Des parties du monde ont franchi un seuil

Jacobabad au Pakistan et Ras al Khaimah aux Émirats arabes unis ont tous deux franchi à plusieurs reprises un seuil mortel pendant une ou deux heures d’affilée, selon une analyse des données des stations météorologiques.
La température du bulbe humide (TW) est une mesure de la chaleur et de l’humidité, prise à partir d’un thermomètre recouvert d’un tissu imbibé d’eau.

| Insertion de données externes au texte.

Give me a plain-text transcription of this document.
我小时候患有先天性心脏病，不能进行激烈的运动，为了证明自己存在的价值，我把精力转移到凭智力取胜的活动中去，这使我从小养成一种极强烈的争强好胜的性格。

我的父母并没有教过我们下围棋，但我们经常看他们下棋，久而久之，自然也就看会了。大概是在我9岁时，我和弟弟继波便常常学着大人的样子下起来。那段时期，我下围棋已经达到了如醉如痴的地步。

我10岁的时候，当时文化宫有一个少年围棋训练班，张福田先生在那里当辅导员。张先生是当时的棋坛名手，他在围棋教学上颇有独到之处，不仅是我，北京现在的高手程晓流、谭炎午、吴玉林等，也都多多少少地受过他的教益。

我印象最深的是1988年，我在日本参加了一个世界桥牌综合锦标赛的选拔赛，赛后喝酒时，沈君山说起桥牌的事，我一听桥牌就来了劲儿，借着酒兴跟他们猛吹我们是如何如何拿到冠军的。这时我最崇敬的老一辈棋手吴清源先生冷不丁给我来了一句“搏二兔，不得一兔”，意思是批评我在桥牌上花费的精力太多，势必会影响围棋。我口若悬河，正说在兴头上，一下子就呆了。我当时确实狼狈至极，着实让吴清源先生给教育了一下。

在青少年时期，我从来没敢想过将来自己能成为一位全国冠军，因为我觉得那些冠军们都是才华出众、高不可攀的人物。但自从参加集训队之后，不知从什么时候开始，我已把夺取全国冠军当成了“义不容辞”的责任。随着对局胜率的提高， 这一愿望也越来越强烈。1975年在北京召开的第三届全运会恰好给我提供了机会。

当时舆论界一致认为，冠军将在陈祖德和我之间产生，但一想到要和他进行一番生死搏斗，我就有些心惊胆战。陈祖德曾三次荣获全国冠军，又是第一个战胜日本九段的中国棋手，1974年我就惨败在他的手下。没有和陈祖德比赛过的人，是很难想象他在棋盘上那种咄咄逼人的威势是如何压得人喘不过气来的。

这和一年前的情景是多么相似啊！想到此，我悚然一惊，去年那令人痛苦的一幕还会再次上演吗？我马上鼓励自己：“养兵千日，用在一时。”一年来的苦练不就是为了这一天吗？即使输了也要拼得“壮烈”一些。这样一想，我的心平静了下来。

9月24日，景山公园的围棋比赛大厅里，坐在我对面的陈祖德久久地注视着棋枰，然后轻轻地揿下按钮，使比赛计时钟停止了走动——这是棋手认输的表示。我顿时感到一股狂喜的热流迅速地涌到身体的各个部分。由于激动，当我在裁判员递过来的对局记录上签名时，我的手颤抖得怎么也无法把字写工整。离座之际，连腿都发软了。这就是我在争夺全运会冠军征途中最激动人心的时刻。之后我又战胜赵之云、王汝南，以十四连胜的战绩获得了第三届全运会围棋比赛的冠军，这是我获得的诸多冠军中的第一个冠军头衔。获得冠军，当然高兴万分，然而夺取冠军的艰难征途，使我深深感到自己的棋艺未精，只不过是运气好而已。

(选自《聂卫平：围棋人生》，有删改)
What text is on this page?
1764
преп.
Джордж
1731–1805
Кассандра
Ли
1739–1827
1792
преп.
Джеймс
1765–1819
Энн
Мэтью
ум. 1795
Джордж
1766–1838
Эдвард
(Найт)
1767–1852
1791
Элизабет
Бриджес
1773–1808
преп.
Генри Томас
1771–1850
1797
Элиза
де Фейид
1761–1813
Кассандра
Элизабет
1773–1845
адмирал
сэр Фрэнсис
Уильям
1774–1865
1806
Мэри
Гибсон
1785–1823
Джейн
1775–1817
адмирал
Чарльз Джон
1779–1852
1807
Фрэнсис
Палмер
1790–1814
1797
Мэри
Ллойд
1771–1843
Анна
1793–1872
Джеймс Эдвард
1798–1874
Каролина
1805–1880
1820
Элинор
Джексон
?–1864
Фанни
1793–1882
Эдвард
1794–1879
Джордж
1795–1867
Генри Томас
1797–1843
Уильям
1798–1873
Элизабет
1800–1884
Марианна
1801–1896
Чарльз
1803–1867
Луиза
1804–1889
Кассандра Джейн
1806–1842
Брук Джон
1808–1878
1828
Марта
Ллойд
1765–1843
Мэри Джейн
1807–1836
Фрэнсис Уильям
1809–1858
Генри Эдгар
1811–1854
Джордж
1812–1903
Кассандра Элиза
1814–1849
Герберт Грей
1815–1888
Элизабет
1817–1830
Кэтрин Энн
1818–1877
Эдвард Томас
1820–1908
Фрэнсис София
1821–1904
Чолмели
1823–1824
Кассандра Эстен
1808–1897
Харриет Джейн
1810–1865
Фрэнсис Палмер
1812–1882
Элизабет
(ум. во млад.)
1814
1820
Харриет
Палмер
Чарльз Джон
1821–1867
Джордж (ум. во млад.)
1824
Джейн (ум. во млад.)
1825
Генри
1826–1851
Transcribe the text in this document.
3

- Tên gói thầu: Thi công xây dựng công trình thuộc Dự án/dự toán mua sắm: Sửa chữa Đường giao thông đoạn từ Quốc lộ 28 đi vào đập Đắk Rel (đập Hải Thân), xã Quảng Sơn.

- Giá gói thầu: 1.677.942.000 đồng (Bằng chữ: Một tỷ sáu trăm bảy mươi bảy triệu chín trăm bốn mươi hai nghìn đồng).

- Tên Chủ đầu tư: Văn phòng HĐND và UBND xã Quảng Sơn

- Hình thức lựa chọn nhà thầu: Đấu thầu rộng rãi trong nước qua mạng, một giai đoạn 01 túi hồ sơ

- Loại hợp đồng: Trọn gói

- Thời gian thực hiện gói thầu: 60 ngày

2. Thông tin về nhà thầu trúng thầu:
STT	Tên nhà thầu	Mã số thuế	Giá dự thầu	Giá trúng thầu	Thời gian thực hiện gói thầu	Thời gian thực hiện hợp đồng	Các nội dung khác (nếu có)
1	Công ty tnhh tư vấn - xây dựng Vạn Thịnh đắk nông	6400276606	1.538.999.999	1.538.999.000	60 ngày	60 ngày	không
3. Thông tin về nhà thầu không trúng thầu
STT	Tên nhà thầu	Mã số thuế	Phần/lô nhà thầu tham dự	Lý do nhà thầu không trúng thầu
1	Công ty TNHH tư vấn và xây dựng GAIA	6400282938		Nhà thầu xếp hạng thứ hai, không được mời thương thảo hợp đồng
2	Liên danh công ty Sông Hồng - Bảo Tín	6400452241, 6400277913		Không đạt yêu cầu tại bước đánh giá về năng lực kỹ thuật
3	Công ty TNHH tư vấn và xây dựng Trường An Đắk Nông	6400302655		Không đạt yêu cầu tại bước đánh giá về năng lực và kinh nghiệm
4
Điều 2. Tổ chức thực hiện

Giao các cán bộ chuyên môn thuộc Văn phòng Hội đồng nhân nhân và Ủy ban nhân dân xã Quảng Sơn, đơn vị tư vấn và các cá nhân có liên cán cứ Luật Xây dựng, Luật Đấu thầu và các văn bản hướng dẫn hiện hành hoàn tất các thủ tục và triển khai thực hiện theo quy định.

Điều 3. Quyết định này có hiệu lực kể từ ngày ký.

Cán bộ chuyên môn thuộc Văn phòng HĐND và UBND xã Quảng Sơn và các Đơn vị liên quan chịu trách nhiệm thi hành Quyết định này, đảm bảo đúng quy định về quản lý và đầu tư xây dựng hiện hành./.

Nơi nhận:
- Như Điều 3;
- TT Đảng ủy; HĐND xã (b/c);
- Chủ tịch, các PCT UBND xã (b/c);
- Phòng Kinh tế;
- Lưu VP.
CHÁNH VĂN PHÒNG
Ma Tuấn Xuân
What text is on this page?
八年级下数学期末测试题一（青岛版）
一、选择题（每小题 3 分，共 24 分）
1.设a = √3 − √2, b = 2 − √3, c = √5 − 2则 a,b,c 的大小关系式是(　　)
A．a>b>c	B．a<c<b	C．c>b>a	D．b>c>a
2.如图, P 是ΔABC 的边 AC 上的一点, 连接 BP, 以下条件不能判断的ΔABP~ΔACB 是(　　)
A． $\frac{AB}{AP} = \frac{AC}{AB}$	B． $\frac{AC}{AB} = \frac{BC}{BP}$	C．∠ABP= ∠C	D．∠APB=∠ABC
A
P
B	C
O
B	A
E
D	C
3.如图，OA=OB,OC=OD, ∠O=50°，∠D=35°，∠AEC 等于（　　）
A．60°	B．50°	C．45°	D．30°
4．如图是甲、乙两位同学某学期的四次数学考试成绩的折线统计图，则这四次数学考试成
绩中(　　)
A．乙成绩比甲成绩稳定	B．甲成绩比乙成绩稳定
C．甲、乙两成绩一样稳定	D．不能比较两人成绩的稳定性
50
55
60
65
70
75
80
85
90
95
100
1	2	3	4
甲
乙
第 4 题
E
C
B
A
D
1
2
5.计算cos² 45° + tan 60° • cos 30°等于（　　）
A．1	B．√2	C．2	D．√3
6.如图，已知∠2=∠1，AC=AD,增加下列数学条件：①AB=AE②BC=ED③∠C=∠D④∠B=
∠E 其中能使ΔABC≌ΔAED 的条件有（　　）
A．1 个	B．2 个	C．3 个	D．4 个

Au-delà d’un seuil de 35°C TW, le corps est incapable de se refroidir par la transpiration, mais des niveaux inférieurs peuvent être quand même mortels, comme on l’a vu lors de la vague de chaleur européenne de 2003 qui a tué des milliers de personnes sans dépasser 28°C TW.
Une équipe américano-britannique a analysé les données des stations météorologiques du monde entier, et a constaté que la fréquence des températures des bulbes humides dépassant les températures comprises entre 27°C TW et 35°C TW avait toutes doublé depuis 1979. Bien que 35°C TW soit considéré comme un seuil clé, des dommages et même la mort sont possibles à des températures plus basses, l’équipe a donc inclus ces données dans son analyse.
La plupart des augmentations de fréquence ont eu lieu dans le golfe Persique, en Inde, au Pakistan et dans le sud-ouest de l’Amérique du Nord. Mais à Jacobabad et Ras al Khaimah, 35°C TW semblent avoir été franchis, la première fois que la brèche a été signalée dans la littérature scientifique.

Un risque pour la santé humaine

« Le dépassement de tous ces seuils implique un risque accru pour la santé humaine – nous pouvons dire que nous nous rapprochons universellement de ce seuil tragique de 35°C. La conclusion la plus intéressante est qu’il semble que, dans certains cas, pendant une brève période de la journée, nous avons dépassé cette valeur », déclare Tom Matthews de l’université de Loughborough au Royaume-Uni.
Son équipe a corroboré ce dépassement en voulant examiner un autre ensemble de données météorologiques, basé sur des observations et des modélisations de la température et de l’humidité. Cette analyse suggère que plusieurs régions du golfe Persique verront la possibilité de 35ۜ°C TW se produire une fois tous les 30 ans à environ 2,3°C de réchauffement climatique. Le monde s’est déjà réchauffé d’environ 1°C en raison des activités humaines.
Des températures aussi intenses et humides ont jusqu’à présent largement affecté les États riches du Golfe, qui ont la capacité de leur faire face en investissant dans la climatisation. Mais M. Matthews prévient qu’avec la poursuite du changement climatique, les extrêmes toucheront davantage de régions du Pakistan, et de l’Inde, qui n’ont peut-être pas la capacité de s’adapter.
Même s’ils le pouvaient, il faudrait d’énormes quantités d’énergie pour le refroidissement de la population, ce qui aggraverait encore le climat s’il provenait des combustibles fossiles. « Nous sommes déjà plus près que nous ne le pensions, de cette ligne des températures », dit-il.
Bien qu’il y ait des incertitudes sur les relevés des températures et d’humidité de quelques stations météorologiques, en raison de leur emplacement ou de la façon dont elles sont calibrées, M. Matthews affirme que le tableau général est « sans équivoque ».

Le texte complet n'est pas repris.